Early that year, the Navy Department’s aggressive young secretary, John F. Lehman Jr., had become interested enough in drones to instruct subordinates to buy the Marine Corps an Israeli “mini-RPV” called the Mastiff, and to get U.S. industry involved in developing something like it for both the Marines and the Navy. Lehman had seen the Mastiff fly in Israel in January, during a trip whose purpose was to look for equipment and weapons for the Navy and Marine Corps, which operates under the Navy Department. Lehman scheduled his visit after the most traumatic event in recent Marine Corps history: a terrorist bombing in Beirut, Lebanon, on October 23, 1983, that killed 241 U.S. servicemen, mostly marines. The marines were in Lebanon as part of an international peacekeeping force sent to help tamp down a long-running sectarian civil war. A Muslim terrorist had driven an explosives-laden truck into their barracks, and by the time Lehman landed in Israel, Marine Corps leaders were determined to find better ways to conduct “tactical reconnaissance,” such as detecting enemies before they attack fixed positions.
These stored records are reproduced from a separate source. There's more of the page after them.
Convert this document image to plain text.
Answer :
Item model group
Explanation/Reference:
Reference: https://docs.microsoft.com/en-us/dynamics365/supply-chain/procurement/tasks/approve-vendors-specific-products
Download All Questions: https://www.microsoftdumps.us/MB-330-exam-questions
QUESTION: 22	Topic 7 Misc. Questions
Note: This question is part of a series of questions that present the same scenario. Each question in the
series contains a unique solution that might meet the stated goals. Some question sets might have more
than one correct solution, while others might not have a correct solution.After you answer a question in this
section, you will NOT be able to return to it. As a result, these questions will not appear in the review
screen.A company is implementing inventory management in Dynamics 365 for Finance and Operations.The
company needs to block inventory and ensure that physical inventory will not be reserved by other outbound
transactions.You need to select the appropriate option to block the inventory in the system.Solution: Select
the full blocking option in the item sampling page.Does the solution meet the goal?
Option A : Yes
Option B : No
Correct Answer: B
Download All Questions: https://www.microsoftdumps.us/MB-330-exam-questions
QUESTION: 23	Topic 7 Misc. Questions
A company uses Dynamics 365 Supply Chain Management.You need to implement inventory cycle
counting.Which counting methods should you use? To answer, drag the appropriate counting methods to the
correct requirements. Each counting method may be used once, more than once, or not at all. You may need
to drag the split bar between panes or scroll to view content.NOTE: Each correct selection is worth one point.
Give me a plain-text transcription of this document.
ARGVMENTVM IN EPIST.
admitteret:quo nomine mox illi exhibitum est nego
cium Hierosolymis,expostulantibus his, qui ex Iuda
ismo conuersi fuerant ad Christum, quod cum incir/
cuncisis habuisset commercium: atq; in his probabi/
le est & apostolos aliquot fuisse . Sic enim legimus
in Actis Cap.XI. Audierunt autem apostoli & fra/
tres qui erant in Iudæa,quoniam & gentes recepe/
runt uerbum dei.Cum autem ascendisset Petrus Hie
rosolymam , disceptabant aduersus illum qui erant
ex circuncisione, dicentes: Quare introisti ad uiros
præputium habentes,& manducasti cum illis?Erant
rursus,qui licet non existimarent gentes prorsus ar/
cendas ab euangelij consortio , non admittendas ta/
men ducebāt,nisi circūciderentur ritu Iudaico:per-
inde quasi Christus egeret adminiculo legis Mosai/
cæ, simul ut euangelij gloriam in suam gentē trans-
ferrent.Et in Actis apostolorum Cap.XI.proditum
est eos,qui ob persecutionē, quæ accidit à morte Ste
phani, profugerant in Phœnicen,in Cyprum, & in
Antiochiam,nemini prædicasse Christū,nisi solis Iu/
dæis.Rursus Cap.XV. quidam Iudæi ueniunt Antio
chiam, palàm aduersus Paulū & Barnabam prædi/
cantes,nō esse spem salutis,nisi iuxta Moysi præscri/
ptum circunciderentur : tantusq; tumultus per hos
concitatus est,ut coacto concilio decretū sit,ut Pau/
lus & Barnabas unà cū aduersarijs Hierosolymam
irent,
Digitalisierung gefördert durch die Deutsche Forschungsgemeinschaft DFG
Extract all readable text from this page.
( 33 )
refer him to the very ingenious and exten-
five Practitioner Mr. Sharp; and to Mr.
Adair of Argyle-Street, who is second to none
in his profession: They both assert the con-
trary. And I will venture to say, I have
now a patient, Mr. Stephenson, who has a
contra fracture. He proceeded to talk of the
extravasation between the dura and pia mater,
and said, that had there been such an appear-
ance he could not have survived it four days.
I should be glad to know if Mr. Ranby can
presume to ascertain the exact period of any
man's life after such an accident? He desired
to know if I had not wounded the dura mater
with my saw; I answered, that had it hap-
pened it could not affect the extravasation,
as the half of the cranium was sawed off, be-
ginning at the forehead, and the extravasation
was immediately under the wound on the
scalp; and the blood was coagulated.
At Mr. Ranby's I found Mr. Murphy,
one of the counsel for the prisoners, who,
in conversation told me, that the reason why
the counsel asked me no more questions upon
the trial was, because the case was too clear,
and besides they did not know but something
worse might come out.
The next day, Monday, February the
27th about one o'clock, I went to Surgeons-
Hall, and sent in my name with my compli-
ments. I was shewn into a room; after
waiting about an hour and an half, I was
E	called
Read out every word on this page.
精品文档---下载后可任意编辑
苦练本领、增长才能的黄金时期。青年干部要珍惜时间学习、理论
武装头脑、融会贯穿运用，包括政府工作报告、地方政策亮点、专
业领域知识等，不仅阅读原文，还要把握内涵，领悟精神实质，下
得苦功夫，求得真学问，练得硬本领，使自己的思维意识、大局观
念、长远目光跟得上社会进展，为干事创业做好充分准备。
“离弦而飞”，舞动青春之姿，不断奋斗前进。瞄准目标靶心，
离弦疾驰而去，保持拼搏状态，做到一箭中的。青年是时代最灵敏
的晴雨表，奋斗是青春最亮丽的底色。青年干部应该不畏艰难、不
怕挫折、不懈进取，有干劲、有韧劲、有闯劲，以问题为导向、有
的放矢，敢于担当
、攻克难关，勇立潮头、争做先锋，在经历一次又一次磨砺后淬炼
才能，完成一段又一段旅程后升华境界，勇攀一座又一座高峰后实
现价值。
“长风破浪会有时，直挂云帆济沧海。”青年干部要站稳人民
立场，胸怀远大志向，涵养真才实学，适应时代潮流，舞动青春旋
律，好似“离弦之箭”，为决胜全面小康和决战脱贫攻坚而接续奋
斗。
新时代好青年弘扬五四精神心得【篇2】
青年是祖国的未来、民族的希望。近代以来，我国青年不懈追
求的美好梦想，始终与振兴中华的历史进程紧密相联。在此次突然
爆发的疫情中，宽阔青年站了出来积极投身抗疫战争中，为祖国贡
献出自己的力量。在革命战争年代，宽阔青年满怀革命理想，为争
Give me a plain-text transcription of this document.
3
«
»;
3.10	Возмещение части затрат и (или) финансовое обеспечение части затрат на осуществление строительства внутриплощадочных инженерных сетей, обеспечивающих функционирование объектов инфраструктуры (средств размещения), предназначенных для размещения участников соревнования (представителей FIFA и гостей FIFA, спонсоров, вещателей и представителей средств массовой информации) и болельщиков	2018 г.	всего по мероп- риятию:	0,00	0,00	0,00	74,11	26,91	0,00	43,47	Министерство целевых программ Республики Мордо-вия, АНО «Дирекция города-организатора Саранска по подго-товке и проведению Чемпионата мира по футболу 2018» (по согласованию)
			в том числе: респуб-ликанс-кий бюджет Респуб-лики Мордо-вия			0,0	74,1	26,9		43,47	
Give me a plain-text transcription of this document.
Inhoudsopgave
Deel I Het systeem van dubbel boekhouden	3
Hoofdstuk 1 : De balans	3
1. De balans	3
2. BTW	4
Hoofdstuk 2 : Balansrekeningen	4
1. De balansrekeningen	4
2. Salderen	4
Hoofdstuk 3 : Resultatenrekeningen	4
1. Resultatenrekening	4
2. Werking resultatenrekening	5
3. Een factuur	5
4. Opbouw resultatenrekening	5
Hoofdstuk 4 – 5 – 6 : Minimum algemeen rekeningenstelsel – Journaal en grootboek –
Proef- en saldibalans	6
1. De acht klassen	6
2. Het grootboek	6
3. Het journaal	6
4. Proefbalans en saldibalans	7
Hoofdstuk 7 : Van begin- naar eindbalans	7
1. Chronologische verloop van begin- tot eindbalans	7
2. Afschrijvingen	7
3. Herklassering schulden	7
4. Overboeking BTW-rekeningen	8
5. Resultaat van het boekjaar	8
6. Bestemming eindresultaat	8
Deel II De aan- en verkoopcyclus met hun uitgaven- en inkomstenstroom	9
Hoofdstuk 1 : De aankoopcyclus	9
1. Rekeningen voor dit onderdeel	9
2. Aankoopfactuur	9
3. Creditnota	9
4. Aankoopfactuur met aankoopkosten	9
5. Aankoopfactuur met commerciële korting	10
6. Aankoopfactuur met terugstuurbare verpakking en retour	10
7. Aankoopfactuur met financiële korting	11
Lehman saw the Mastiff fly at an Israeli air base in the Negev Desert. At first glance, the drone looked like little more than a big model airplane, but its box
y fuselage had a television camera inside, and Lehman was impressed when his hosts took him into a control van to see live images that the Mastiff was beaming back to a monitor. As a pilot in the van flew the Mastiff by remote control over a practice bombing range a few miles distant, Lehman could see defunct tanks and other vehicles used for target practice by Israeli fighter plane pilots. When the drone circled back to the base, Lehman could look at the monitor and identify the types of aircraft parked on the tarmac. The Mastiff could stay airborne at most four hours, and at relatively low altitude, but Lehman decided the marines could use such a capability, and the drone and its control van were small enough for ground troops to transport.
The Navy secretary was even more excited by the possibility of developing a mini-drone like the Mastiff to spot targets for four World War II battleships he had persuaded President Ronald Reagan and Congress to bring out of mothballs. Each of the four dreadnoughts bristled with nine sixteen-inch guns that could fire man-size shells the weight of an economy car twenty-three miles. But because the munitions came to earth at over-the-horizon distances, the ship’s gunners usually had no way to see where their shells were landing, unless a manned aircraft were sent to observe the target, which was both inefficient and dangerous. Critics derided Lehman’s battleships as far too vulnerable and their guns as far too inaccurate in the guided-missile age, but Lehman saw their sixteen-inch batteries as a terrific standoff weapon and a magnificent reminder of the American might Reagan was reasserting around the globe. To make them more effective and fend off critics, though, he wanted to give their gunners a better way to spot targets. After seeing the Mastiff, he believed reconnaissance drones could be the answer.
DARPA’s Bob Williams thought Army leaders might be interested in the Amber for a different reason. The Army had been trying for more than a decade to develop a Cold War–inspired mini-RPV of its own that could carry a TV camera and a laser designator, a device to shine a laser beam on a target and guide special artillery shells to their mark. The Army’s drone was named Aquila, Latin for “eagle,” but by 1984 this Aquila was proving to be a turkey.